As Graham Barnes explained: “The crowds always looked forward to a Gimblett innings. In those days there was an elm tree on the long-on boundary and he used to clear that with his sixes. But Somerset relied him, as they didn’t have any other batsman of his standard. So when he was dismissed you would always hear, around the ground. ‘Somerset are in trouble; Gimblett’s out.’”
Harold Gimblett’s final visit to Frome was in 1953,when he was one of the Wisden cricketers of the year. In 1952 at the age 38 of he had scored 2134 runs in the season a Somerset record. In 1953, his last full season of county cricket he came close again with 1920 runs. Successive years at the end of his career produced the finest of vintages. In the second innings at Frome against Worcestershire he scored 66; at the time he didn’t know it, but it was to be his last innings on the ground, eighteen years after his magnificent debut. A year later he was to leave the game for good, in awkward circumstances after warnings about his dressing-room behaviour.

At Frome Gimblett holds the record for the most runs scored in first-class cricket : 741 runs at 39.00; a record that will never be beaten, as the chances of county cricket returning to the ground are negligible. Although he was successful in many matches over the years at the Showground we are always drawn back to the match against Essex in 1935. Gerald Butland, a lifelong supporter of Somerset, remembers talking to Gimblett in 1946, where he was happy to reminisce about his 1935 innings at Frome “He loved it. He always loved talking about that game as it was the one that launched him in county cricket. He said how he came down the wicket and gave it a go, blasting the ball about.”
In 1974, four years before his death, Harold Gimblett wrote an article for “The Cricketer” where he looked back affectionately on his time in the game, remembering his debut innings against an England bowler.

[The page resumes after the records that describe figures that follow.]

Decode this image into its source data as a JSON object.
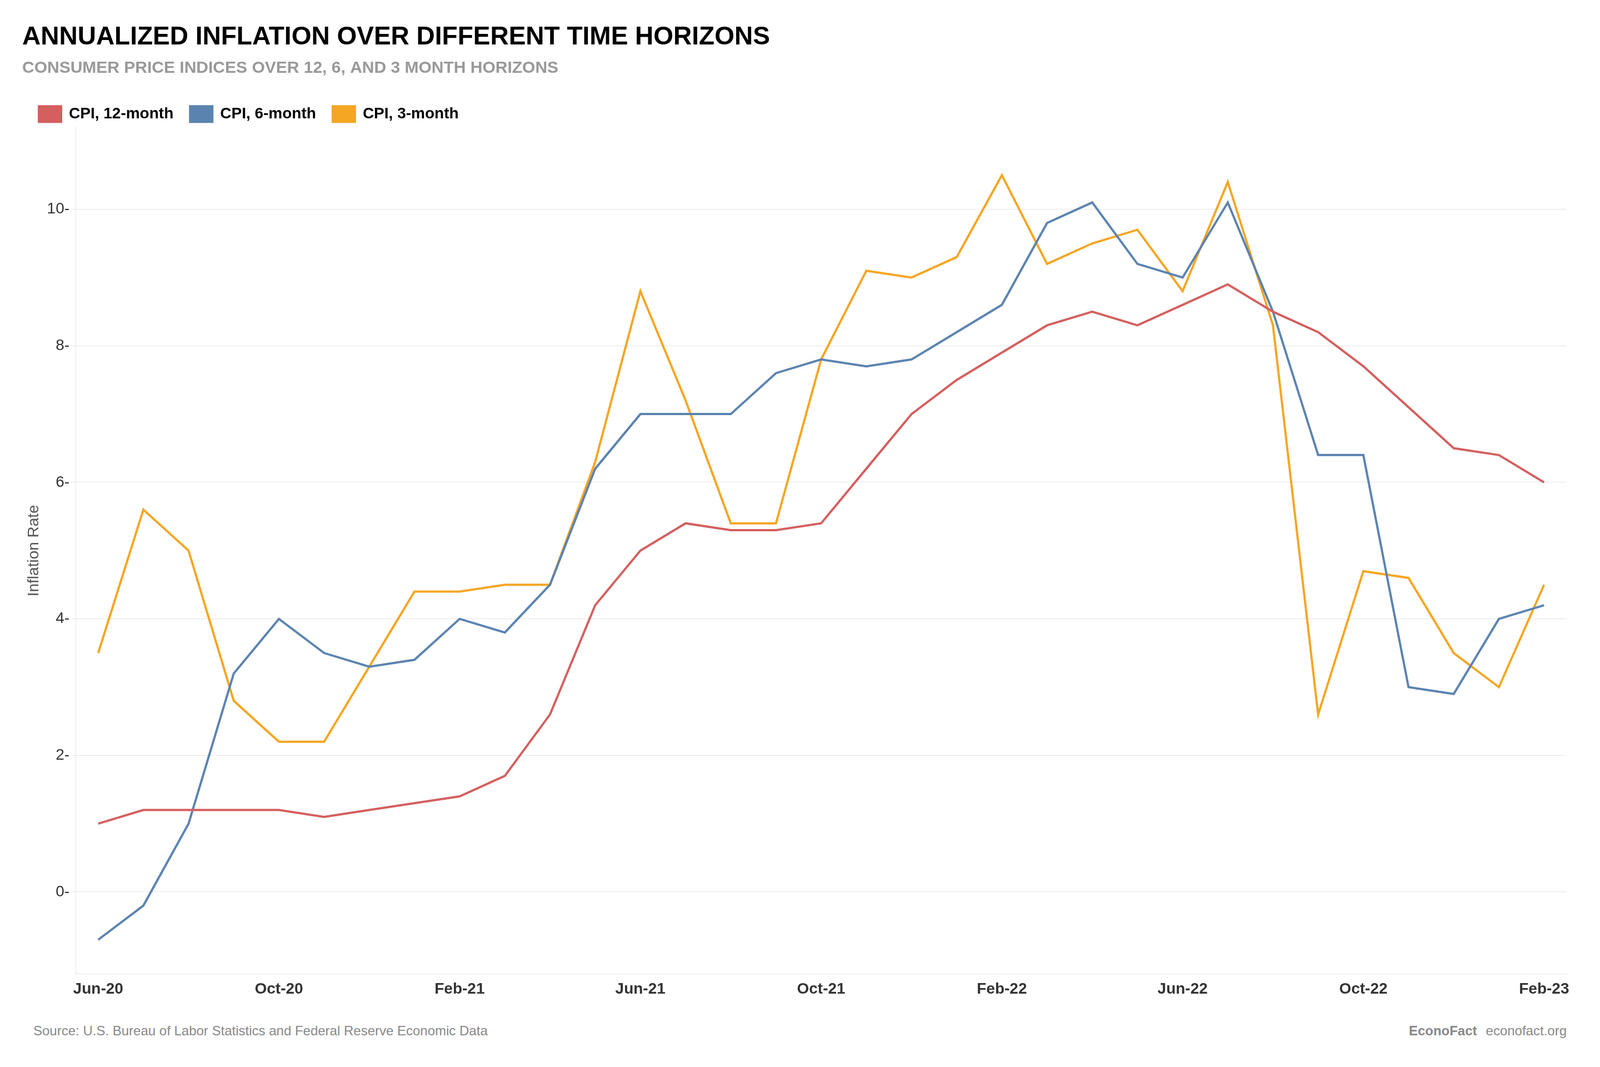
{
  "chart_data": {
    "type": "line",
    "title": "ANNUALIZED INFLATION OVER DIFFERENT TIME HORIZONS",
    "subtitle": "CONSUMER PRICE INDICES OVER 12, 6, AND 3 MONTH HORIZONS",
    "ylabel": "Inflation Rate",
    "annotations": [
      "Source: U.S. Bureau of Labor Statistics and Federal Reserve Economic Data",
      "EconoFact",
      "econofact.org"
    ],
    "categories": [
      "Jun-20",
      null,
      null,
      null,
      "Oct-20",
      null,
      null,
      null,
      "Feb-21",
      null,
      null,
      null,
      "Jun-21",
      null,
      null,
      null,
      "Oct-21",
      null,
      null,
      null,
      "Feb-22",
      null,
      null,
      null,
      "Jun-22",
      null,
      null,
      null,
      "Oct-22",
      null,
      null,
      null,
      "Feb-23"
    ],
    "series": [
      {
        "name": "CPI, 12-month",
        "color": "#d45f5f",
        "values": [
          1.0,
          1.2,
          1.2,
          1.2,
          1.2,
          1.1,
          1.2,
          1.3,
          1.4,
          1.7,
          2.6,
          4.2,
          5.0,
          5.4,
          5.3,
          5.3,
          5.4,
          6.2,
          7.0,
          7.5,
          7.9,
          8.3,
          8.5,
          8.3,
          8.6,
          8.9,
          8.5,
          8.2,
          7.7,
          7.1,
          6.5,
          6.4,
          6.0
        ]
      },
      {
        "name": "CPI, 6-month",
        "color": "#5b83b0",
        "values": [
          -0.7,
          -0.2,
          1.0,
          3.2,
          4.0,
          3.5,
          3.3,
          3.4,
          4.0,
          3.8,
          4.5,
          6.2,
          7.0,
          7.0,
          7.0,
          7.6,
          7.8,
          7.7,
          7.8,
          8.2,
          8.6,
          9.8,
          10.1,
          9.2,
          9.0,
          10.1,
          8.5,
          6.4,
          6.4,
          3.0,
          2.9,
          4.0,
          4.2
        ]
      },
      {
        "name": "CPI, 3-month",
        "color": "#f5a623",
        "values": [
          3.5,
          5.6,
          5.0,
          2.8,
          2.2,
          2.2,
          3.3,
          4.4,
          4.4,
          4.5,
          4.5,
          6.3,
          8.8,
          7.2,
          5.4,
          5.4,
          7.8,
          9.1,
          9.0,
          9.3,
          10.5,
          9.2,
          9.5,
          9.7,
          8.8,
          10.4,
          8.3,
          2.6,
          4.7,
          4.6,
          3.5,
          3.0,
          4.5
        ]
      }
    ],
    "ylim": [
      -1.2,
      11.2
    ],
    "yticks": [
      {
        "value": 0,
        "label": "0-"
      },
      {
        "value": 2,
        "label": "2-"
      },
      {
        "value": 4,
        "label": "4-"
      },
      {
        "value": 6,
        "label": "6-"
      },
      {
        "value": 8,
        "label": "8-"
      },
      {
        "value": 10,
        "label": "10-"
      }
    ],
    "grid": "y",
    "legend": "upper left"
  }
}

“Now nearly 40 years ago, my appearance for Somerset, by accident, at Frome. Just how or why a whippet should achieve such heights I still cannot find an answer. Is there, or should there be, one? I don’t think so, for this is cricket. The glorious unexpectedness of that innings. Of the many memories, one in particular was the expression on Morris Nichols’ face when I hit him straight and true over the sightscreen when he took the new ball at 200.”